Ryn remained silent while she paid and gathered her new charges in her hand. Once through the sliding doors, he broke into her dark thoughts.

“How I know they’ll live is that you don’t do anything without deliberation.”

Ha. If he only knew that bringing him with her today was impulsive.

“You didn’t buy them a home,” he continued, “which says you already have one set up. Either you already know how to nurse them back to health or you’ve done your homework on how to best care for them.”

His spot-on assessment left her feeling naked. She didn’t normally let someone this close.

Once at the SUV, he opened the passenger door for her and she scrambled in, making herself busy balancing the cups and buckling in.
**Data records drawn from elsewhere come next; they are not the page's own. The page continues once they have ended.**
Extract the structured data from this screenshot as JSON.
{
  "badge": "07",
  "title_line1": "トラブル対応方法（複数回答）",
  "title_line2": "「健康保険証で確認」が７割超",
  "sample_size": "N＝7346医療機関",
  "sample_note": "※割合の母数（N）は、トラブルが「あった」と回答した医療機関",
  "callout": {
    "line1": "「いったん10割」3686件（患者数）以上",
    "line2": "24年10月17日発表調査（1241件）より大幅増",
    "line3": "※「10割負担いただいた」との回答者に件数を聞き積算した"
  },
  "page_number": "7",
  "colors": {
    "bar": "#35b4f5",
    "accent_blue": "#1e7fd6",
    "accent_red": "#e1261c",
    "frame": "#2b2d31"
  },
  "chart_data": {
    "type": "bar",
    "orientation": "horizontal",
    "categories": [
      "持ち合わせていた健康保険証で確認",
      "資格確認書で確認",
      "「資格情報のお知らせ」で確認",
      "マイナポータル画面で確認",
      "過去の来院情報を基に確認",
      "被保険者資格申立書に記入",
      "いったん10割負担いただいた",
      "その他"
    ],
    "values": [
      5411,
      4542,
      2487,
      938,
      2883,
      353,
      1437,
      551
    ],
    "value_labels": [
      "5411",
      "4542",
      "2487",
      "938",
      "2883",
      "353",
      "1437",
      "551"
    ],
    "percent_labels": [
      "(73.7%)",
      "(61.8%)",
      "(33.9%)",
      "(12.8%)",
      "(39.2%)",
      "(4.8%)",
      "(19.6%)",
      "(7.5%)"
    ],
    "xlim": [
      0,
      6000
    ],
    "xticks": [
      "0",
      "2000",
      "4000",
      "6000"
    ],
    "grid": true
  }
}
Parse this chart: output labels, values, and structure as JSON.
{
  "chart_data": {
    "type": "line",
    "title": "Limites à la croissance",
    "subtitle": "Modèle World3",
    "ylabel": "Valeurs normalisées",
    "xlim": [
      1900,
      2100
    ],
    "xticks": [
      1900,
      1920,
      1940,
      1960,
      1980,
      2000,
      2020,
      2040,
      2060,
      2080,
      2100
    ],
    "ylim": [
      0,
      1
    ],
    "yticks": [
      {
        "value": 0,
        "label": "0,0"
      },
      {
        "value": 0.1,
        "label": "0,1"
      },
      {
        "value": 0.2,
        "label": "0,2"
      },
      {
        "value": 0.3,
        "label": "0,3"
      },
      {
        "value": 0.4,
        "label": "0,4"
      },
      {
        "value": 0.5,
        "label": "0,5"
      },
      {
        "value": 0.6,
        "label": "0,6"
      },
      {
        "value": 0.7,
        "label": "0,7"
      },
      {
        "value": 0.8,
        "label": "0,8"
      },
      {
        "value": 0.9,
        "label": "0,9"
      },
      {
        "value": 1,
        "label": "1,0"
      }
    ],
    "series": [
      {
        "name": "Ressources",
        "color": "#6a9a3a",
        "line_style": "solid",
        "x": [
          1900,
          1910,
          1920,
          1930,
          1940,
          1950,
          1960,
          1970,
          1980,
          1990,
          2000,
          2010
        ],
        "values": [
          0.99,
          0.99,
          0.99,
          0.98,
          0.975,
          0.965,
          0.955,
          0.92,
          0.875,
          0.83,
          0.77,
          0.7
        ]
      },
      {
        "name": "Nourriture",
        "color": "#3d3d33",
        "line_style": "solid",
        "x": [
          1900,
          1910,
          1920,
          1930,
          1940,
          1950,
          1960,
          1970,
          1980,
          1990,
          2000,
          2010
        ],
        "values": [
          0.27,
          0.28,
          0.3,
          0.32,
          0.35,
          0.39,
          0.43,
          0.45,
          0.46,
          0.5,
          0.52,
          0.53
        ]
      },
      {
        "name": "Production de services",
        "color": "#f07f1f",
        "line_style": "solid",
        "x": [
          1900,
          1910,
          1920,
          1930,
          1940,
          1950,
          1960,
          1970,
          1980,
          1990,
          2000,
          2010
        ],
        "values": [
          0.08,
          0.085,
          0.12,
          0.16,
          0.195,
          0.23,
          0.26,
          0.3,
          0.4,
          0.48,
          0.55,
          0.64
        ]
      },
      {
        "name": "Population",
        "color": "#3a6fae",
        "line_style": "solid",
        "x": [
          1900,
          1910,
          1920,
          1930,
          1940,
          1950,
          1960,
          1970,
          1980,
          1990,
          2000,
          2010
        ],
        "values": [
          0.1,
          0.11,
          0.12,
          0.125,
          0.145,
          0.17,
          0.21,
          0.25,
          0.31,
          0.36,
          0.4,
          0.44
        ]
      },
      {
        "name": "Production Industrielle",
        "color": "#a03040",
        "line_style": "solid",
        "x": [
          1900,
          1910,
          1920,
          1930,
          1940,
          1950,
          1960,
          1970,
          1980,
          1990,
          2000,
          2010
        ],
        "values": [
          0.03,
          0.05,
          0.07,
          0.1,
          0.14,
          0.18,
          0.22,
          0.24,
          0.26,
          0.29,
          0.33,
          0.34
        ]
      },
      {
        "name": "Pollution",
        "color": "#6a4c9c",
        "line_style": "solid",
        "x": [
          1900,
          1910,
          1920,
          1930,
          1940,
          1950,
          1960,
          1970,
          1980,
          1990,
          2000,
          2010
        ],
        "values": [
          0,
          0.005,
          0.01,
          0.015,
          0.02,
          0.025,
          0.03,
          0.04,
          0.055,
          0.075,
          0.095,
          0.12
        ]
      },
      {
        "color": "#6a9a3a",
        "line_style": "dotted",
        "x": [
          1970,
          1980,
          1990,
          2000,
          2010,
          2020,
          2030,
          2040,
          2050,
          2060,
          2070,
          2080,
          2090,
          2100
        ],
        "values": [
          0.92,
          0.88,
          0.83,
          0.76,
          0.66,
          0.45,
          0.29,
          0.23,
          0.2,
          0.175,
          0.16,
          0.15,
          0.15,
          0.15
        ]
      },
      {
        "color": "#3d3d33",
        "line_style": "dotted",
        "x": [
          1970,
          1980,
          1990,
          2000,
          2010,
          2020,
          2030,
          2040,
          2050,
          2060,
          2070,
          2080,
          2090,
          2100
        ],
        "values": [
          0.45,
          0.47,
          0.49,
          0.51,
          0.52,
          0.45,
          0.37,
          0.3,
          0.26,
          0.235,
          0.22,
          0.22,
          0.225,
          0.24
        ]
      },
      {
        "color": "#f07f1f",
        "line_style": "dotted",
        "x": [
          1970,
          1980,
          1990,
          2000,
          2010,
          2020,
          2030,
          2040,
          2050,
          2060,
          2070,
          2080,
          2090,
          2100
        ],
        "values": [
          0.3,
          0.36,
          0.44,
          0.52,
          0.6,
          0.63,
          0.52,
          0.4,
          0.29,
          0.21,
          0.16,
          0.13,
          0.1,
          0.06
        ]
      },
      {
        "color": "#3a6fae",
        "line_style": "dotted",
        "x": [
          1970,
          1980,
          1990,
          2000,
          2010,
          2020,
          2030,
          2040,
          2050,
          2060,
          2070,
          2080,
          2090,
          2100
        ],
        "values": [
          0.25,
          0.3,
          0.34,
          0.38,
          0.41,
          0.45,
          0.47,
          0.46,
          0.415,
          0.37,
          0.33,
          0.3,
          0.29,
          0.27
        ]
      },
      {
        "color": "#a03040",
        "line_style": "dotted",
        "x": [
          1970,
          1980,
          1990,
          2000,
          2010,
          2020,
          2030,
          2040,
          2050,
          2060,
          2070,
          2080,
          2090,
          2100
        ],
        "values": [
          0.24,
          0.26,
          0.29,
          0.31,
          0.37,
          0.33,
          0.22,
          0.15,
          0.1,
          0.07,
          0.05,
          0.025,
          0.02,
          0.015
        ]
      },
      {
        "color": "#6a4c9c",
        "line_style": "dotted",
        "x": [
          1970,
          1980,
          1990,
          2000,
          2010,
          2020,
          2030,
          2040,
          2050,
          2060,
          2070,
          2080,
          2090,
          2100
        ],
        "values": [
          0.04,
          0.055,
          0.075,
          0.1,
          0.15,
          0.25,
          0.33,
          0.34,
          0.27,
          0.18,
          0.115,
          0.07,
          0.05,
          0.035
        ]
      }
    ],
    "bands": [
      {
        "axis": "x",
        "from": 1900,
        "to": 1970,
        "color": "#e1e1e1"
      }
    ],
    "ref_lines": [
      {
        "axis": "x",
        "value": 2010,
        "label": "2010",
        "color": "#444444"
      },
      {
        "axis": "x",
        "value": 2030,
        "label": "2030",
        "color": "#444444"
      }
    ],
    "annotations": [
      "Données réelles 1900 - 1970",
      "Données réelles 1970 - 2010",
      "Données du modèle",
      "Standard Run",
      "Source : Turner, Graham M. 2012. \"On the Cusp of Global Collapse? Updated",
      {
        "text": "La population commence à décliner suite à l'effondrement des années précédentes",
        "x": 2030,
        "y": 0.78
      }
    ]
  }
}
He did the same while she kept her gaze strictly forward as if he could see the real her through her eyes.

Instead of starting the engine, he shifted toward her and put his forearm on the steering wheel. “You chose the worst of the lot. I wouldn’t have expected any differently because you champion the underdog, Caro.”

He’d further stripped away any cover she might’ve gathered. “Pretty words won’t get you in my pants, Ryn. I’m no hero. I’ve done plenty of things I’m not proud of.”

“Haven’t we all? That’s life. What we do after we make a mistake counts most.” Instead of the canned phrases of a self-help guru, his gentle words indicated he understood.

She picked up a cup and held the container at eye-level, trying to focus her thoughts on the little gray crown-tail, rather than the dead woman which occupied most of her self-flagellation. “What if you did something bad, but don’t feel any remorse?”

“I suspect you had a reason for what you did, and it wasn’t selfish.” He shifted to face forward and started the vehicle. Before he put the SUV in reverse, he said, “Besides, I don’t need pretty words to get in your pants. You’ll lower them for me of your own desire.”

He’d delivered his words in a smug, knowing tone which banished her memories and sent heat fireworking through her system. She’d screwed up asking him to come with her. To hide how his confidence made her want to perform exactly as he predicted, she added irritation to her next words. “Your amount of gall is amazing. Is that something issued to all demons, or just your inflated ego?”

He bumped his turn signal and entered the road, taking the direction toward her apartment. “My ego isn’t what’s inflated here.”

Laughter infused his words, and her irritation soared. “For goodness’ sake, you’re—”

“You and I are going to end up in bed, Caro Kavenaugh. Make no mistake about that fact. I’m going to make you scream my name when you come. It won’t be once. It won’t be twice. You will never want another like you want me. You’re going to crave my touch on your breasts. My mouth on your pussy. Maybe even the handkerchief I’m carrying in my pocket right now.”

Hard truth reverberated in her brain with his dark, hot words, and the images he conjured robbed her of speech. A carnal movie began playing in her mind’s eye featuring that blindfold, his fingers, his lips, his cock. Heat flooded her breasts and belly making her want to squirm with desire, making her full, slick, and ready.

Stop.

She shook her head to erase the torturous images and reached for any reason to deny his temptation. “We’re not the type for this, Ryn. You know that. Relationships can’t work in our world, especially one made after a couple of hours spent with each other.”